Johnson made a significant alteration when his manuscript title, "Harlem: A Backward Glance, became Black Manhattan. (1) For whereas "black Manhattan" might be synonymous with Harlem, it surely connotes something bigger. Of course, both names signify the famous racialized section of a city developed more along lines set by national segregation practices than in response to the cultural nationalist dreams it epitomized. But "Black Manhattan" blurs the distinction between Harlem and Manhattan, shedding Harlem of negative connotations of provincialism and transfiguring the effects of official and unofficial Jim-Crowism that contributed to its making. It names an autonomous "black" counterpart to "the greatest city of the New World"--the "city within a city" (BM 147)--but also a fundamentally biracial metropolis, a world-class city fully cognizant of its hitherto shadowy black presence. And the "blackness" it conjures up is both nativist and cosmopolitan, in keeping with the exceptional character of New York City as a haven for the modern homeless and the beacon of a transnational America.

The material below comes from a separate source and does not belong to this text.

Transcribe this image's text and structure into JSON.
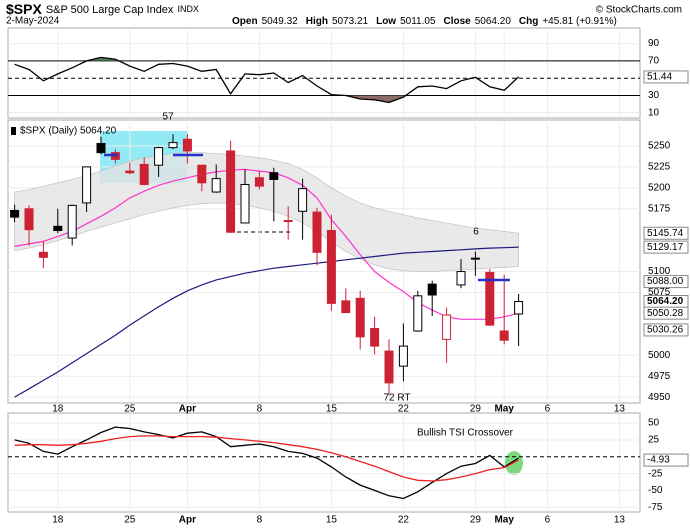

The "blackness" of Johnson's "black" Manhattan is the ambiguous blackness defined by Alain Locke as the sign of "a common consciousness"--one binding not merely American Negroes but potentially all peoples of the African diaspora who would make Harlem their Zion. (2) But it is also a "blackness" that "white" New Yorkers are being invited to recognize as to some extent their own, a sign of cultural Otherness that is at once a most intimate (and tragic) aspect of their cultural identity as Americans and a source of genuinely modernist, cosmopolitan consciousness, should they choose to become true citizens of the world.